HELENA - Montana Sen. Max Baucus, who chairs the most powerful committee in the U.S. Senate, says he's making health care reform a top priority this year and next - although he hasn't spelled out many detailed proposals.

What he has done is outline five principles he wants to pursue, including "universal coverage," which he defines as making health insurance affordable for all Americans.

Yet Baucus, a Democrat, says he is not talking about the government guaranteeing or providing a basic level of health care, as it does in many industrial nations.
Private insurance companies will still provide a large chunk of the nation's health coverage and most individuals and businesses still will have to buy or somehow obtain their own insurance, he said in an interview Friday.

"We will have insurance companies in America," Baucus said. "We'll have uniquely American solutions.

"Those (other) countries have a different history of the public sector providing health insurance. That's their history, that's their culture. We Americans are a younger country, and we're founded on a principle of independence, on free markets."

Baucus opened hearings last week before the Senate Finance Committee on health care reforms.

Earlier this year, he outlined his principles, which include universal coverage, controlling costs, increased emphasis on disease prevention, and "shared responsibility," meaning that government, individuals, employers and others should help pay for reforms.

He also said he wants to investigate how to create larger health insurance "pools" that people can buy into, and to create a new, independent entity that would research the effectiveness of medical therapies, drugs and treatment, to help control costs.

Baucus said that while the Finance Committee is holding hearings now on health care reform, the real work won't happen until 2009, under a new president and Congress.

"Now is the time to seriously address health care reform," he said. "It's been kind of simmering around the edges for a while, but it's close to reaching a boil right now.

"We really don't have a health care 'system' in America. It's a conglomeration of different groups. Everybody is out trying to do their own thing, trying to make a buck, and a lot of people are falling through the cracks."

Families USA, one of the leading health care national consumer groups, believes Baucus is taking a "pragmatic approach" that can appeal to both Republicans and Democrats, said its deputy executive director, Kathleen Stoll.

Stoll said the broad-based insurance pools of consumers could offer health insurance that would be affordable for people who are older or sicker.

Government subsidies likely would help poor people buy insurance, health insurers might face tighter regulations on price, and some form of controlling costs would be introduced, she said.

"He's been very strong on that principle of sharing risk," Stoll said of Baucus. "I think he is in sync with where (we) want to go.

"The devil's in the details and we're not there yet, but he is providing important core principles for health care reform. He's lowering the ideological divide a bit, and I think that's extremely valuable."

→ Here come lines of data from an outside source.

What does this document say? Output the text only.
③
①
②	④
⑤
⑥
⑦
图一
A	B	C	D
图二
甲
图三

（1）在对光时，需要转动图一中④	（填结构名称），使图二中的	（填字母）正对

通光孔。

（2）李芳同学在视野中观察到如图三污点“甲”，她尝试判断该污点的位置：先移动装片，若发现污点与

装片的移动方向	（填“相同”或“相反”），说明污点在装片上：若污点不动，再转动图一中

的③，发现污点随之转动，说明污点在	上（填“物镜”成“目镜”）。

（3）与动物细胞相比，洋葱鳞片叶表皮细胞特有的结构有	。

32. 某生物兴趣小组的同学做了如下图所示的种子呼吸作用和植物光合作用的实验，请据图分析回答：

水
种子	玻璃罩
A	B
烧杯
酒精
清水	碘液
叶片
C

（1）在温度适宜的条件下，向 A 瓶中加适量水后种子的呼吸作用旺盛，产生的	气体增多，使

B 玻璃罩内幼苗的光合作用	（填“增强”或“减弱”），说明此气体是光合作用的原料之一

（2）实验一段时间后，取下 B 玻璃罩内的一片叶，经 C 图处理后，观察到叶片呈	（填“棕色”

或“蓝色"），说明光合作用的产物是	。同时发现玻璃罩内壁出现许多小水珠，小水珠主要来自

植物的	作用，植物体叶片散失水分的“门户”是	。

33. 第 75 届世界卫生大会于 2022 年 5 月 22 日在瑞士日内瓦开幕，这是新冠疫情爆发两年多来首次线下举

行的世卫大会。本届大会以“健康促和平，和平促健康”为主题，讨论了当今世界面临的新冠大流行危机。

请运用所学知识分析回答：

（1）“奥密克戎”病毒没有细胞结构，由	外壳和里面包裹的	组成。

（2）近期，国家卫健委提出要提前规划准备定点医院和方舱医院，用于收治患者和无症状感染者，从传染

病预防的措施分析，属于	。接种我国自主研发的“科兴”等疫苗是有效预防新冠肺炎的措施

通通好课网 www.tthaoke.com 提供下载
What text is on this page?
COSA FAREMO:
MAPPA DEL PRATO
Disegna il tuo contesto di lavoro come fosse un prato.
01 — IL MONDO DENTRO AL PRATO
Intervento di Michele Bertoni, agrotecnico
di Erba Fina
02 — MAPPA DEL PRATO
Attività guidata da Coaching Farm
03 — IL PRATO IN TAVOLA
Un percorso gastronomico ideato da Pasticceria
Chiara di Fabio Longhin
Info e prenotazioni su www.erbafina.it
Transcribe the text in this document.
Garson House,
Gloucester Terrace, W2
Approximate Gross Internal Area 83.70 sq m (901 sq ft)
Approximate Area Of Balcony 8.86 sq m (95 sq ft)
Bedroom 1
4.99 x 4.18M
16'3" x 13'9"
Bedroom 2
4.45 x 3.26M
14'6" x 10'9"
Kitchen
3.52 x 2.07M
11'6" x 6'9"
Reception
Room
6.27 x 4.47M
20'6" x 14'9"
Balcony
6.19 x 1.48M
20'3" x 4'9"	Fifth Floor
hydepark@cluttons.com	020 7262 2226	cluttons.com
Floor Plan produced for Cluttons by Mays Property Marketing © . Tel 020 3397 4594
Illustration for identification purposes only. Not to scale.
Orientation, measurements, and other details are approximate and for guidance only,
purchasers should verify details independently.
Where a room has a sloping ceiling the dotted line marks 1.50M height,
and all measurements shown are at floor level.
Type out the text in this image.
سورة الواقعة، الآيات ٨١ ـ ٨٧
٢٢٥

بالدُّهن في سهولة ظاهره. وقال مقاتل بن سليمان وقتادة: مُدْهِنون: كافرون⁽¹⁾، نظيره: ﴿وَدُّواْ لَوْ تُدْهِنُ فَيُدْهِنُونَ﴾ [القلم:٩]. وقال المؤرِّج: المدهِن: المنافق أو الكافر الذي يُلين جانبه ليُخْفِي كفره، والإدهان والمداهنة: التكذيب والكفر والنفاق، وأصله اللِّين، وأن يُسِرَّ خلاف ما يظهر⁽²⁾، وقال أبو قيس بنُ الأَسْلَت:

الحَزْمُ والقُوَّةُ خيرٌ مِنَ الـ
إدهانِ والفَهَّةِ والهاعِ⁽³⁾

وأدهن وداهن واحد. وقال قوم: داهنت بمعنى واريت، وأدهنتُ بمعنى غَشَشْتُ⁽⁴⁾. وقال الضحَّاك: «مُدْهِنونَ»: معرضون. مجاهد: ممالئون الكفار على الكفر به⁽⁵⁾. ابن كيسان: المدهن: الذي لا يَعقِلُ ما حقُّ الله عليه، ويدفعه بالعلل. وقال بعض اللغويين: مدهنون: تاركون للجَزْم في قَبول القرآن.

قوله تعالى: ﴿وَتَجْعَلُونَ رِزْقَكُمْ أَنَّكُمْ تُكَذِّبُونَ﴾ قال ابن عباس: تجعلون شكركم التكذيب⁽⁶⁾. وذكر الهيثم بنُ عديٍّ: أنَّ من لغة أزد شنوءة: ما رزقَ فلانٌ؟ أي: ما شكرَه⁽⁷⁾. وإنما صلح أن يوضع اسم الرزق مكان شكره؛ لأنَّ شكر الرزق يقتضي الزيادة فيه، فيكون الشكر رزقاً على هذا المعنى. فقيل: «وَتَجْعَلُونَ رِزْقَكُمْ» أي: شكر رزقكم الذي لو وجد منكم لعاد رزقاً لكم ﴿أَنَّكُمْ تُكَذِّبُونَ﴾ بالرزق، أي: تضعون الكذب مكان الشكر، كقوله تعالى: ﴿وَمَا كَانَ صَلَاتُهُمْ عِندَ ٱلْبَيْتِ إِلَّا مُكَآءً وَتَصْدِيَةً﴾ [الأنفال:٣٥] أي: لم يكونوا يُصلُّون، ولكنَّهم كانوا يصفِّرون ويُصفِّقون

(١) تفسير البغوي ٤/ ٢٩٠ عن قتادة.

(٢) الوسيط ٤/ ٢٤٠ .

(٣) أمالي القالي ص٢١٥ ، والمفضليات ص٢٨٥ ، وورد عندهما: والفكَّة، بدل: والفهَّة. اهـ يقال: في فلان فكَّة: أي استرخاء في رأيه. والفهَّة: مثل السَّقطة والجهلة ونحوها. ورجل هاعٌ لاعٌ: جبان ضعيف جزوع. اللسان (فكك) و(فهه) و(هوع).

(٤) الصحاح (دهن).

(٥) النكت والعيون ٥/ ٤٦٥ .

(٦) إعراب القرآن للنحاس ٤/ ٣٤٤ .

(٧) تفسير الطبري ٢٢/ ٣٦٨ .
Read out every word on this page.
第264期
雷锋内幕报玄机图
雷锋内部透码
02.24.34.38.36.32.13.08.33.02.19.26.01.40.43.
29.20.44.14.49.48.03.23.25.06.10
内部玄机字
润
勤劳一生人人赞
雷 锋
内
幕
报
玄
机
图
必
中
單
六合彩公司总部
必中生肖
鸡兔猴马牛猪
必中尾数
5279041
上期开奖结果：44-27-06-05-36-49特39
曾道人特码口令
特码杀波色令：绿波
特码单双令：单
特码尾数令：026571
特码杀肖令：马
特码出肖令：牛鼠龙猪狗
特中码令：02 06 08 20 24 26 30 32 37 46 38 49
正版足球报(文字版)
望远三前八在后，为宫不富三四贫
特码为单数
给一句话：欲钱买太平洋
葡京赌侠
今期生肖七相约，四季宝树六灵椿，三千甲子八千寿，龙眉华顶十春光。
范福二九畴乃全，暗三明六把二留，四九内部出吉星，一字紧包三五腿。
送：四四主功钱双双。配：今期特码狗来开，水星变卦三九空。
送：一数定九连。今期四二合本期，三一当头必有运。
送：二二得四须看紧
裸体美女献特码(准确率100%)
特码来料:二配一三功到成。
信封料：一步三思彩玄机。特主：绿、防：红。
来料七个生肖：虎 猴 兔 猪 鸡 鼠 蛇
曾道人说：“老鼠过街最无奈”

Yet Bob Moffit, director of the Center for Health Policy Studies at the conservative Heritage Foundation, said it's hard to judge the Baucus approach because the senator hasn't provided any real details of what he wants or is proposing.

"None of these things are spelled out," Moffit said Friday. "The language doesn't tell me anything about what the policy actually is. It's a good sound bite, but it doesn't say anything."

The Heritage Foundation supports reforming health insurance markets, to give individuals more power to form their own groups and shop for insurance nationwide.

Moffit said it's easy and popular to say that everyone should have affordable coverage, but the trick is how that goal is achieved, and whose freedoms are preserved and whose aren't.

"There is an Orwellian use of language in health care reform, where people say 'contribute,' which really means taxes, and 'responsibility,' which really means mandates," Moffit said.

Baucus said Friday he is considering whether individuals should be mandated to buy health insurance, but that he hasn't decided on the issue.

He also said "nothing is off the table" - except, apparently, a government-financed system that guarantees a level of health care for all.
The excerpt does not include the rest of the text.